By: Melanie McDonald
Notre Dame Law School Associate Dean William Kelley says that Senate support and judicial excellence are key factors for any president to consider in making appointments to the Supreme Court. His comments came as part of a panel discussion at the University of California, Berkeley, entitled “The Next President and the Courts.” Other panelists were University of Southern California law professor and legal commentator Susan Estrich and Jesse Choper, professor of law at UC Berkeley.
“The most important thing, I think, that any president has to take account of in making decisions about whom he or she is going to appoint to the Supreme Court is really excellence in the nominee. There is no substitute for absolute professional distinction in whomever the nominee is…It’s very difficult for forces aligned against the president…to successfully oppose a nominee whose professional distinction is really unquestionable.”
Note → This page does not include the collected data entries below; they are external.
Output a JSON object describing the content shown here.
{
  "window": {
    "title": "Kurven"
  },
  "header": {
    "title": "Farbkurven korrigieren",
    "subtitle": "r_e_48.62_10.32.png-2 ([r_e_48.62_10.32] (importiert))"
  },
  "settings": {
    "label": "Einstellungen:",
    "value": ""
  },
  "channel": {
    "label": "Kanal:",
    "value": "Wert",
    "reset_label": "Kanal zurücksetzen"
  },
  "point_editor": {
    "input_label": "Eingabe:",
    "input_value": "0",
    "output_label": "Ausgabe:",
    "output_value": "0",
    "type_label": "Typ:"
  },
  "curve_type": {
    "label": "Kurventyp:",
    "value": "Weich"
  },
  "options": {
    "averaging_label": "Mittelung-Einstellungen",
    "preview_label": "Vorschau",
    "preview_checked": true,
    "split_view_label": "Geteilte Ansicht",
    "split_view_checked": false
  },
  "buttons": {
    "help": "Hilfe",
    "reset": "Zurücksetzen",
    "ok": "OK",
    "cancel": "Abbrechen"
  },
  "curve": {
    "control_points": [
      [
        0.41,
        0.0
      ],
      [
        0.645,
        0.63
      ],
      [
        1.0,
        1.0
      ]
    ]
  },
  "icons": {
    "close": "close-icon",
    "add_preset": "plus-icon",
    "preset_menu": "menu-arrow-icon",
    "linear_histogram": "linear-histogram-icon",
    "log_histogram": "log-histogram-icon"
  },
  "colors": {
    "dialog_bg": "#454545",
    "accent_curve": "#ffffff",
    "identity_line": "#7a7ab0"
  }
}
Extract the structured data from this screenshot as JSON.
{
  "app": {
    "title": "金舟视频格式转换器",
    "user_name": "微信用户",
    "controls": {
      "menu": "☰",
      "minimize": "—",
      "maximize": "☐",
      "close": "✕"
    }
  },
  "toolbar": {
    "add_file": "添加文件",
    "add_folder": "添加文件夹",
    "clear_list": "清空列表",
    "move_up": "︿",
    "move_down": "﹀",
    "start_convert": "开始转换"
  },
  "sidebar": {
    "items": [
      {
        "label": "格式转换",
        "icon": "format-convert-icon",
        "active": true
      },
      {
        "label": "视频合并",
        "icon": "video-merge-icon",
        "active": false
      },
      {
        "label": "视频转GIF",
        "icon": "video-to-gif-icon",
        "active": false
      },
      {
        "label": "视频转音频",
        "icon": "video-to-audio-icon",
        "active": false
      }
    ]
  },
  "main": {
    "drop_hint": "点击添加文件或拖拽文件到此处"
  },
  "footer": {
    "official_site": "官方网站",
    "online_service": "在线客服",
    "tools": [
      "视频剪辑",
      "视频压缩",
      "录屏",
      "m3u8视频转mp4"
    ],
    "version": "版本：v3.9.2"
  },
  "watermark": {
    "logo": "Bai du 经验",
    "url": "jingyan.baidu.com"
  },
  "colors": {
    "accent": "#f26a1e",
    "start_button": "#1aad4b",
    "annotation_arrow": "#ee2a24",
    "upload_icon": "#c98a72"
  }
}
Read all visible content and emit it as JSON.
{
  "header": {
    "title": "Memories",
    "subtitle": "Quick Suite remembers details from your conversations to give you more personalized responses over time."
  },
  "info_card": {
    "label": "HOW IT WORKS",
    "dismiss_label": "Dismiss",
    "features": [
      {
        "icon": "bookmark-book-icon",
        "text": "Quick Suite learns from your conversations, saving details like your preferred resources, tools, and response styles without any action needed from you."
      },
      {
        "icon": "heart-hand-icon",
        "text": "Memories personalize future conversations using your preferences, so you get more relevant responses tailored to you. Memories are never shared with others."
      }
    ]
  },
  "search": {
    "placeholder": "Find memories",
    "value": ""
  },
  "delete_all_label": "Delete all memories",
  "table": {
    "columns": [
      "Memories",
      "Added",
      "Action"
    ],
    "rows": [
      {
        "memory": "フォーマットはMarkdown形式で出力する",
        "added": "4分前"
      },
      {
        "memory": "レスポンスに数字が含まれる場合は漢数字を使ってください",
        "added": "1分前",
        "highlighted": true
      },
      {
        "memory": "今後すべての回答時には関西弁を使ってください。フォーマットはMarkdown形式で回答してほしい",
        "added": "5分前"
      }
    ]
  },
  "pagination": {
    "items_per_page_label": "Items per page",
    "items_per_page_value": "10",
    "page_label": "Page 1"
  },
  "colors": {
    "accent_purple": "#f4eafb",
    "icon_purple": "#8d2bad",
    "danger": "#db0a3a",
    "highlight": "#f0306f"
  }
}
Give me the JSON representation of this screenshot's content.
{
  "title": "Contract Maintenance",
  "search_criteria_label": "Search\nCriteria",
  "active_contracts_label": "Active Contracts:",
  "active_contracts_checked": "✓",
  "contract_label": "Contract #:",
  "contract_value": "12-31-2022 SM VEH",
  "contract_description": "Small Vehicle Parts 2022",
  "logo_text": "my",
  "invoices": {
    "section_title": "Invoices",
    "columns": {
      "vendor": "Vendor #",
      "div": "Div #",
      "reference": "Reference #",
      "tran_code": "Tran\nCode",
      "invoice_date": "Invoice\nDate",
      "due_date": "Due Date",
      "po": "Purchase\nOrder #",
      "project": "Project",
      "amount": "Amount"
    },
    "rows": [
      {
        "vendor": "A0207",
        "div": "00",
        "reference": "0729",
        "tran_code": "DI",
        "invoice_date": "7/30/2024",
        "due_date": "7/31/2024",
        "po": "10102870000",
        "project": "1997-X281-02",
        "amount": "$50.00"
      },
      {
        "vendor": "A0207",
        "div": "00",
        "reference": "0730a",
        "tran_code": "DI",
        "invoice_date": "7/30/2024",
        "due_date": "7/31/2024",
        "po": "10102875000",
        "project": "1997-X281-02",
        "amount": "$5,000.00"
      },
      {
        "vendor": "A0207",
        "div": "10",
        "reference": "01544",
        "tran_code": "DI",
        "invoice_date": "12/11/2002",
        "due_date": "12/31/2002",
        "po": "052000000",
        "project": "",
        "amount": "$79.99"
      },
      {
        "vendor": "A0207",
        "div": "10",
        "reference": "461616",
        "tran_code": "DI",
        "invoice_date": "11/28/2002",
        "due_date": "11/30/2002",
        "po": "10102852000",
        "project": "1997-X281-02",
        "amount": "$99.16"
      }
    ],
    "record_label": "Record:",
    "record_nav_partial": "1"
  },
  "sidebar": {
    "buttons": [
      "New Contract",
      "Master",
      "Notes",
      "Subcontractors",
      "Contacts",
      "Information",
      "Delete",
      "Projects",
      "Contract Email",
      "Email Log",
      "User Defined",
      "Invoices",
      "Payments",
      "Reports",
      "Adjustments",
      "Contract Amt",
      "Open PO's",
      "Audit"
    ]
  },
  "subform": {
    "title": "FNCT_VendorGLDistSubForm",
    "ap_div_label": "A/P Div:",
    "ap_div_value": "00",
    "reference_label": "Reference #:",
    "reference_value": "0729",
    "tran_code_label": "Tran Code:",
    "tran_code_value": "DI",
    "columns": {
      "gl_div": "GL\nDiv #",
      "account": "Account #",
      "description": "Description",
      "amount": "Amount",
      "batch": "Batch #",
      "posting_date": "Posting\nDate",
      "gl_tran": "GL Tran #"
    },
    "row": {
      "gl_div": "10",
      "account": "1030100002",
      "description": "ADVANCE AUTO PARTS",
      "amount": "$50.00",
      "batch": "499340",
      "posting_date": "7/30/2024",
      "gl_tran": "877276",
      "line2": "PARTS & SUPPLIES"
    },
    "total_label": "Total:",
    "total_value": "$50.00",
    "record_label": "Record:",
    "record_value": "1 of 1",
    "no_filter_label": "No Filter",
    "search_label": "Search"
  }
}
Kelley adds, “The role of the Senate in the judicial nomination and confirmation process…is crucially important. It wasn’t nothing that Republicans had 55 seats in the Senate when Chief Justice Roberts and Justice Alito went through the process.”
“We’re at a point where neither side—Republicans or Democrats—defers in any way to the president’s prerogative in judicial appointments…and we’ve seen an escalation in tactics opposing judges’ confirmations” because observers tend to perceive them as having more of a political role than used to be the case.